Oh, I could go on. Cohen recycles the old charges against Galloway - he saluted Saddam's indefatiguability. Yes, right he did, although some of Cohen's new allies in the Whitehouse went further and armed the bastard. While Galloway was trying to save lives (fancy that), a certain hard-faced Republican was helping him kill when he popped in for a cuppa. Similarly, the Gorgeous One is maligned for having called Iraqi trade unionists "quislings". This is a beautiful rhetorical technique, by the way. Suppose I criticise a group of people who defend Israel's occupation of Palestine, I remark that they are apologists for mass murder. But say the people thus identified are all Jewish. Now, you can say "the proprietor of Lenin's Tomb has described Jews as apologists for mass murder". The Iraqi Federation of Trade Unions does not represent all Iraqi trade unionists - it certainly doesn't, in its support for the occupation and for the old Allawi regime that crushed all other trade unions and murdered Fallujah - nor does it represent the majority of Iraqis. When IFTU representatives attended the Labour conference and allowed themselves to become the tools of the leadership, circulating leaflets urging union leaders in Britain to reject the wishes of the overwhelming majority of their members and support a continued occupation, I don't suppose it is a remarkable fact that those opposed to the occupation criticised such activity. Yet, to do so is to be guilty of - what? - a thought crime. One is in league with the far right for doing so.

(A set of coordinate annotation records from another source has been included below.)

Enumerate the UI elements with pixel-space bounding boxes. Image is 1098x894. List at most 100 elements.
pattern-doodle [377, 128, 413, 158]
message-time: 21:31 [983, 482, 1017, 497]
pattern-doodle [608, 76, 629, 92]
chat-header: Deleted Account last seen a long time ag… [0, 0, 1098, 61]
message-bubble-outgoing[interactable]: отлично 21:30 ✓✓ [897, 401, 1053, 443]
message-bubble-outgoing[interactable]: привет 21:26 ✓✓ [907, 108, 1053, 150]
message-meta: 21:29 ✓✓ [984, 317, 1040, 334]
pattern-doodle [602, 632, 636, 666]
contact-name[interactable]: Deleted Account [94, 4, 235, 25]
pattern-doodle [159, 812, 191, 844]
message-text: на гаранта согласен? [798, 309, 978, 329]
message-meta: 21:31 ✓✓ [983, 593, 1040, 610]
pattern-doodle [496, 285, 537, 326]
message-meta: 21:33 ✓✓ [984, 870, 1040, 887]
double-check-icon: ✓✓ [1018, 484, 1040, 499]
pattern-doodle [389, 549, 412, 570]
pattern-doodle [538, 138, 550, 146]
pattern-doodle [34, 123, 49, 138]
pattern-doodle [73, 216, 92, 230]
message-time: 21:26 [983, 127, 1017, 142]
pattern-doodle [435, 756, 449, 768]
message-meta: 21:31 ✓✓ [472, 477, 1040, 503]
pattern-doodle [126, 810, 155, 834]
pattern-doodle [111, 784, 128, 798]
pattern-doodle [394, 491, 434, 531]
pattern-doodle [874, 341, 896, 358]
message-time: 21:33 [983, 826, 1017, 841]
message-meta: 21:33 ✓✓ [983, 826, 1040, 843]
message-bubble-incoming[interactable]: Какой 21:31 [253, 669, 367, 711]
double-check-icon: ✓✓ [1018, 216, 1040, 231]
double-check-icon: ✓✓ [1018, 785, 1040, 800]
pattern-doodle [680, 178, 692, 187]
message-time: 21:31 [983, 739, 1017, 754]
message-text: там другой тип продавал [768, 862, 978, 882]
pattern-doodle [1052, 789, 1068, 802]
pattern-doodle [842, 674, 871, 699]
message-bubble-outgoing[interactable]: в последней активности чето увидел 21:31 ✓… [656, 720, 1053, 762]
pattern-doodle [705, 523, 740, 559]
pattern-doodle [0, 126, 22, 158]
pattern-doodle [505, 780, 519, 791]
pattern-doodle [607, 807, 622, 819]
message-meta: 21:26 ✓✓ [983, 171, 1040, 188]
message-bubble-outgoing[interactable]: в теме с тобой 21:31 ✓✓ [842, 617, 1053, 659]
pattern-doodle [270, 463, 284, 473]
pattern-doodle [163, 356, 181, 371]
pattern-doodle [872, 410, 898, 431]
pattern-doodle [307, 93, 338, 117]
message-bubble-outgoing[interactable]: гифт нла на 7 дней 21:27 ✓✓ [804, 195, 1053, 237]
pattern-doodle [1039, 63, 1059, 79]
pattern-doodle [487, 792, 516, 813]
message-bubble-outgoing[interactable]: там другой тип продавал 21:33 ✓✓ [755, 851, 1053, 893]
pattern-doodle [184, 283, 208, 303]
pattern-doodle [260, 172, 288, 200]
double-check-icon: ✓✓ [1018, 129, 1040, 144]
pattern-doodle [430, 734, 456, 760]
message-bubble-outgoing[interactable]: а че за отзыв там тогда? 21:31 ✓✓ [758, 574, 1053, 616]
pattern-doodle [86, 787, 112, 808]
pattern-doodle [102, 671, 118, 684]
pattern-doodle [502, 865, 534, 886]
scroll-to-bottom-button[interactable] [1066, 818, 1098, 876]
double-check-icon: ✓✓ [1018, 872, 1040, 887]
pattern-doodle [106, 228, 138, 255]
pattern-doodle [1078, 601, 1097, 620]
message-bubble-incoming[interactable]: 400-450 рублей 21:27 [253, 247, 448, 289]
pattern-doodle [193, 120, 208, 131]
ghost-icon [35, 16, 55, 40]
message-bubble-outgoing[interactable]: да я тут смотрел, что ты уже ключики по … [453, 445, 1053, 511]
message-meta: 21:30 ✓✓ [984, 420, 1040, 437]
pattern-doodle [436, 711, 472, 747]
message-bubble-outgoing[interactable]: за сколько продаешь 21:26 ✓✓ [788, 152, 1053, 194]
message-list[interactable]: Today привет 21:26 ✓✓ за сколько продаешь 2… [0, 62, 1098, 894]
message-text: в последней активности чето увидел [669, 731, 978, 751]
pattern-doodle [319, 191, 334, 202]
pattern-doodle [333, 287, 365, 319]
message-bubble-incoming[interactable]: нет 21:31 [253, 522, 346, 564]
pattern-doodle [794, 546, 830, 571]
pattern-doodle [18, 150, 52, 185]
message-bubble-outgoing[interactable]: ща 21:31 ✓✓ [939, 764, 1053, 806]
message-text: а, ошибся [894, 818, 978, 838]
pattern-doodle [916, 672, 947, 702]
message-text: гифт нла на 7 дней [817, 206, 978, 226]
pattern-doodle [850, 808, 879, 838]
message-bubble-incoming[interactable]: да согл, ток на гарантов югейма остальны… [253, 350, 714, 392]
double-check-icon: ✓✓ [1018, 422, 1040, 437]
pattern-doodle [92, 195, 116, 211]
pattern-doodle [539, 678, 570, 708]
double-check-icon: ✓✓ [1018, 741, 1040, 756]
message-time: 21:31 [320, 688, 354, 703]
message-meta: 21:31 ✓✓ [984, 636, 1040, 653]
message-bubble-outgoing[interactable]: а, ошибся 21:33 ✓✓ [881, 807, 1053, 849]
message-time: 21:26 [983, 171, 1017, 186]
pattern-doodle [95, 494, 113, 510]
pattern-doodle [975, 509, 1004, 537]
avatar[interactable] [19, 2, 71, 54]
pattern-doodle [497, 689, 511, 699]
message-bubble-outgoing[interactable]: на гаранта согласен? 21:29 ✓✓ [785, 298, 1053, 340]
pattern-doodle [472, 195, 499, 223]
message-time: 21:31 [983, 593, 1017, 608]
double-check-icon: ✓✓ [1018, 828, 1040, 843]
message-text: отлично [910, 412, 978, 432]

Respect, which Cohen cannot touch on its policies, is thus mangled through his kangaroo court, in which only the prosecution may speak and in which any charge, no matter how false or ridiculous, stands. Insinuation, guilt-by-association, blacklisting and interrogation with the use of phoney testimony form the bulk of Cohen's repertoire when attacking the Left. Well, I hate to reply in kind, but that too sounds very familiar.